Depuis un an entier, la perte d’un vaisseau
A causé sa ruine, & l’a mis au tombeau.
Voilà, de ses malheurs, la première nouvelle.
Il auroit dû compter sur un ami fidèle ;
Et sans s’abandonner à son mortel ennui,
M’écrire, & s’assurer que j’étois tout à lui.
Sa disgrâce, après tout, n’étoit pas sans remède.
Ce que j’ai lui restoit.

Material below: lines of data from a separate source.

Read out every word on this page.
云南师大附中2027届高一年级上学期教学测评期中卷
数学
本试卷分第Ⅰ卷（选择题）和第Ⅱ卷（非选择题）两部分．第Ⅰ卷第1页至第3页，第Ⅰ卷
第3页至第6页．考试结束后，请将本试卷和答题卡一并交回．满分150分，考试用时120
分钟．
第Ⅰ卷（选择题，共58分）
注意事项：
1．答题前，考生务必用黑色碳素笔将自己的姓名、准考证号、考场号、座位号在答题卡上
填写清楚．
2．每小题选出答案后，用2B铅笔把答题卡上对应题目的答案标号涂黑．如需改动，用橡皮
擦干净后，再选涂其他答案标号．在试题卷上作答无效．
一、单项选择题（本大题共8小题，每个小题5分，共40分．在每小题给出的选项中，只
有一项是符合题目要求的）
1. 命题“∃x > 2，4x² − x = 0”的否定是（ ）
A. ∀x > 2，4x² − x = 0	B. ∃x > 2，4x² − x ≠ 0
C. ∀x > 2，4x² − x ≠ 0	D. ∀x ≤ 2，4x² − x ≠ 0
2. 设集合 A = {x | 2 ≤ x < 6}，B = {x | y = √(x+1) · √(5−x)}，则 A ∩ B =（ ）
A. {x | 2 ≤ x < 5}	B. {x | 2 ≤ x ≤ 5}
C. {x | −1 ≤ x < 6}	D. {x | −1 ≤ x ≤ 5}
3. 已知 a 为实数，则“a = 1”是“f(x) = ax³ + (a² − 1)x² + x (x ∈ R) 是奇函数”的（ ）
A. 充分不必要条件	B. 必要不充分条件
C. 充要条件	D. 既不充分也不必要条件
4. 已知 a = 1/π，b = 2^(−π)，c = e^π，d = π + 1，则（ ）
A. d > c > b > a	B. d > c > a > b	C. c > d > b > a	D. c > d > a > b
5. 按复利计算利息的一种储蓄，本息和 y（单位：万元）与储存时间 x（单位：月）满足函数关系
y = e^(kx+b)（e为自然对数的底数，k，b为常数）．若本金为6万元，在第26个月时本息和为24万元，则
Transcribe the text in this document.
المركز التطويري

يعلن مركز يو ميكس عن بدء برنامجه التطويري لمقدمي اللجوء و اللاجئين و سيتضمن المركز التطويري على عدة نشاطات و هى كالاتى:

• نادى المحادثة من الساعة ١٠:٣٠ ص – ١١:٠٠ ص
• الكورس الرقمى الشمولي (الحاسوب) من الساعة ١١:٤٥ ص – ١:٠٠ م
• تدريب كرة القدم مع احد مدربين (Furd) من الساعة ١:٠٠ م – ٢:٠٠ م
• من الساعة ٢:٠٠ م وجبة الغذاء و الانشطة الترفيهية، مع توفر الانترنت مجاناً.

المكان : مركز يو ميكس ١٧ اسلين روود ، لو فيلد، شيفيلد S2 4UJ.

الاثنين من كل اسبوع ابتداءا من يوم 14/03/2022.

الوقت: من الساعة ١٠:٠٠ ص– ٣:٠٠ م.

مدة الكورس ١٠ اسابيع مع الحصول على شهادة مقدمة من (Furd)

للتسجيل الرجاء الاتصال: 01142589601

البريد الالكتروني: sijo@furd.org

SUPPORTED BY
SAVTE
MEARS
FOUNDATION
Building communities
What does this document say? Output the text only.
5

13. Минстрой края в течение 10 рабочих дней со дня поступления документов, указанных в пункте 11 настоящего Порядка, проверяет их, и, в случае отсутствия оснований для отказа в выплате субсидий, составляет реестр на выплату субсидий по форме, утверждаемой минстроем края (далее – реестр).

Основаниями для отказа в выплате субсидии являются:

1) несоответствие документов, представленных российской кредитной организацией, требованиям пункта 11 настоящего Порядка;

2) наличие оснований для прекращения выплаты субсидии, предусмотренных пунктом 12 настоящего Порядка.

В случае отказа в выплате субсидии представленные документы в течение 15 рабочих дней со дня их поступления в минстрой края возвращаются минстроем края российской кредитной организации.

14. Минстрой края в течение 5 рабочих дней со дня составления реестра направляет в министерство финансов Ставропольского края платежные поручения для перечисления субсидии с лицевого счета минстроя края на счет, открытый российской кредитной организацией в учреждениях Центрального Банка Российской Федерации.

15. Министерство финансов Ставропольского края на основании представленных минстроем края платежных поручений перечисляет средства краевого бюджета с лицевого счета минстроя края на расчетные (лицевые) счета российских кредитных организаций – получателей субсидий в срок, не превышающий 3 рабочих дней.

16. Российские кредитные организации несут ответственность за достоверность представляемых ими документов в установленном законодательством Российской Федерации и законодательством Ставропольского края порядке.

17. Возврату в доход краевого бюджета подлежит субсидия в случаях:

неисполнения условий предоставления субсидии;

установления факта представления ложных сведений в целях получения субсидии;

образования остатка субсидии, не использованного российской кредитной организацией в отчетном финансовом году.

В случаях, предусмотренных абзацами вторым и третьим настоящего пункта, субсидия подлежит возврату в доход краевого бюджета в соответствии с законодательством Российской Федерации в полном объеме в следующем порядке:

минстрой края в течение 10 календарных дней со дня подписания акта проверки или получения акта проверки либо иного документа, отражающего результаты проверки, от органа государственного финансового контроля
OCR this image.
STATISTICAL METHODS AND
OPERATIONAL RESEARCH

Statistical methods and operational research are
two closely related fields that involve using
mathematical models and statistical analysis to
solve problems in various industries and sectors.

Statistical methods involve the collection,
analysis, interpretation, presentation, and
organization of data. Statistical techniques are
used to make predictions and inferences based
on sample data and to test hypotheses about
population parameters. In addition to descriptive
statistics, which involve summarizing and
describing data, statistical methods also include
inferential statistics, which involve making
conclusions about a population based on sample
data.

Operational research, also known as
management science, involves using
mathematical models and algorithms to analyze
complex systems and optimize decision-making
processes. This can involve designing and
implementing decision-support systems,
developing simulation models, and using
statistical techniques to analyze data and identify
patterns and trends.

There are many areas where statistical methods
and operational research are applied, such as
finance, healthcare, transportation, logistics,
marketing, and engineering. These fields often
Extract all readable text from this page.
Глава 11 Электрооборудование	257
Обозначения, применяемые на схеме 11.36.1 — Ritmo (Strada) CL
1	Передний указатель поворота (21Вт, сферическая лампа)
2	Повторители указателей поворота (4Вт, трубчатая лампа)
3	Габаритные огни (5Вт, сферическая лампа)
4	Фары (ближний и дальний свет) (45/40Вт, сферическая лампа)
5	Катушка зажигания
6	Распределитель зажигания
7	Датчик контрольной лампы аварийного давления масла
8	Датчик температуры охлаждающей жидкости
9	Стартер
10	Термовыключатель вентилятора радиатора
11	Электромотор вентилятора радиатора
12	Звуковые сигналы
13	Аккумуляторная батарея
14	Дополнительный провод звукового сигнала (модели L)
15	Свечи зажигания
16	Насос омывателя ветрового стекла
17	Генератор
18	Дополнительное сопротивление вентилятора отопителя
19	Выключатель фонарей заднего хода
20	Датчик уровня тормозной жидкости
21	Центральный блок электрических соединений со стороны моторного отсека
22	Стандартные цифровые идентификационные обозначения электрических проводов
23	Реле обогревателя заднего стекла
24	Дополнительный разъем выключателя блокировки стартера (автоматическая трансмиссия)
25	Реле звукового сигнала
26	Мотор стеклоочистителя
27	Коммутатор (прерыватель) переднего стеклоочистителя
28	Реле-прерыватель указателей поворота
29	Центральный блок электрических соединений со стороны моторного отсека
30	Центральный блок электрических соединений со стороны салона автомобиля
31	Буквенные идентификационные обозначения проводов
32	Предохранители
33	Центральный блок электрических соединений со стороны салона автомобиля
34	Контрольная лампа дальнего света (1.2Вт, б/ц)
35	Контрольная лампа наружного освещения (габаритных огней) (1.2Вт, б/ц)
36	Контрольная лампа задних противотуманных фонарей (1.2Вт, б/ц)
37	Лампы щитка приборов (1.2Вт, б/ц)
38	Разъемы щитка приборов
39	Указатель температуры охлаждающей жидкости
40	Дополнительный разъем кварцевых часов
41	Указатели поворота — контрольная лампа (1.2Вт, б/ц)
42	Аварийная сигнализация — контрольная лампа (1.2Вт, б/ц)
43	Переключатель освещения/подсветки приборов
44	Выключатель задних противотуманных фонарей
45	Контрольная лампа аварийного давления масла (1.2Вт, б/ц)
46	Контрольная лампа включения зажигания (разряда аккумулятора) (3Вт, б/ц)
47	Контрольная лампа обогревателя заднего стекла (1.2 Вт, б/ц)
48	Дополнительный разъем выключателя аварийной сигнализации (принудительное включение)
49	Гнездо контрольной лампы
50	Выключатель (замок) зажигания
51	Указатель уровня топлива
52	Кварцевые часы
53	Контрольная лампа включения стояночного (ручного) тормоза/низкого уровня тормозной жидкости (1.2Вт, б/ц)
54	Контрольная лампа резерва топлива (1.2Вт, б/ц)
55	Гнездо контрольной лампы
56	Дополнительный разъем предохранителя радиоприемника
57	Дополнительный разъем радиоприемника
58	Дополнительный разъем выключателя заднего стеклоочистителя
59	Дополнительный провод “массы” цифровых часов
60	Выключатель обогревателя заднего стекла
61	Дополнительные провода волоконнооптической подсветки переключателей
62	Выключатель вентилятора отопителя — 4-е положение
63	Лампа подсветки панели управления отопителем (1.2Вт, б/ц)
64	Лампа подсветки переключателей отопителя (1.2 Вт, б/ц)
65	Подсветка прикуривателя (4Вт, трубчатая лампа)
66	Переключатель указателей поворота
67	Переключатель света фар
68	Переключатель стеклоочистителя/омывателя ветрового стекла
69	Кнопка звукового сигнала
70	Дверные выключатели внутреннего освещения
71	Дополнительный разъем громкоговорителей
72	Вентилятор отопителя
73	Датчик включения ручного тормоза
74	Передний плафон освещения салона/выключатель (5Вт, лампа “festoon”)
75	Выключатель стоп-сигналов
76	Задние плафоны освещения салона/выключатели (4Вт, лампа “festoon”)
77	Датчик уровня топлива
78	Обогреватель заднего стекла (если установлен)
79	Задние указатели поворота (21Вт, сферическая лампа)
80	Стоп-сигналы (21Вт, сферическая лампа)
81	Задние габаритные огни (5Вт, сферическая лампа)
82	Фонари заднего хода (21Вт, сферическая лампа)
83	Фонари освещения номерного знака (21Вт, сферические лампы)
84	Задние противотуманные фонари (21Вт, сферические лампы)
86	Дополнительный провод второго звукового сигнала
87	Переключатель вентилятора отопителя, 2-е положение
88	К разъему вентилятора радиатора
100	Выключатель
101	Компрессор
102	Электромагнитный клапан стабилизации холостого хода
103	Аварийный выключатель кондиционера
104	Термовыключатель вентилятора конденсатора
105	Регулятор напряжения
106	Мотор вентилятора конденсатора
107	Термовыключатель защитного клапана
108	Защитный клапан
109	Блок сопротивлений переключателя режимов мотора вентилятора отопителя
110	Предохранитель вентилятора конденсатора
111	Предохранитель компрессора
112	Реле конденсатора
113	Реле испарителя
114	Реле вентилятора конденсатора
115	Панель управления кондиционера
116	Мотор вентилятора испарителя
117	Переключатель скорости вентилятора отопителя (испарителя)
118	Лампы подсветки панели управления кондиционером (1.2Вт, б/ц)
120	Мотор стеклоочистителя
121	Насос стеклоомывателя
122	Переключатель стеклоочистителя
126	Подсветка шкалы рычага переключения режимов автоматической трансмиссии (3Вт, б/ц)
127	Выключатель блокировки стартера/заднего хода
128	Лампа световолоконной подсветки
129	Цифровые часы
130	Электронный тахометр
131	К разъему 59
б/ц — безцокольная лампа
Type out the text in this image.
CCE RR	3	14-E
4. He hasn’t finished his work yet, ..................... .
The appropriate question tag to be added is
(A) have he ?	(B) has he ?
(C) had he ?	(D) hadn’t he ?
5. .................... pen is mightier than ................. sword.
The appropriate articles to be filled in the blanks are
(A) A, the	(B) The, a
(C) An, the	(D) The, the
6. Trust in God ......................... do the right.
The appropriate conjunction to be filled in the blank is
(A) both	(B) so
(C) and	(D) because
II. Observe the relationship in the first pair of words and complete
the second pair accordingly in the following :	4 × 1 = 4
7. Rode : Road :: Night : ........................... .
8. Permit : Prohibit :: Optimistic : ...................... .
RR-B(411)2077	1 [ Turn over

Sa fille lui succède ;
Sa fille héritera de ce que je lui dois ;
Et vous n’ignorez pas ce qu’il a fait pour moi.

CHRISALDE

Vous m’avez dit cent fois qu’Argante, en Italie,
Au péril de ses jours, défendit votre vie ;
Puis, vous associant à sa prospérité,
Vous mit dans l’opulence où vous avez été.
Angélique est au point où vous trouva son père.
Mais pour elle, entre nous, que voulez-vous qu’opère
Ce tendre empressement que vous lui faites voir ?

GERONTE

Je songe à son bonheur ; & je la veux pourvoir.

CHRISALDE

De semblables projets ne sont pas des vétilles.
La pourvoir ! & comment ?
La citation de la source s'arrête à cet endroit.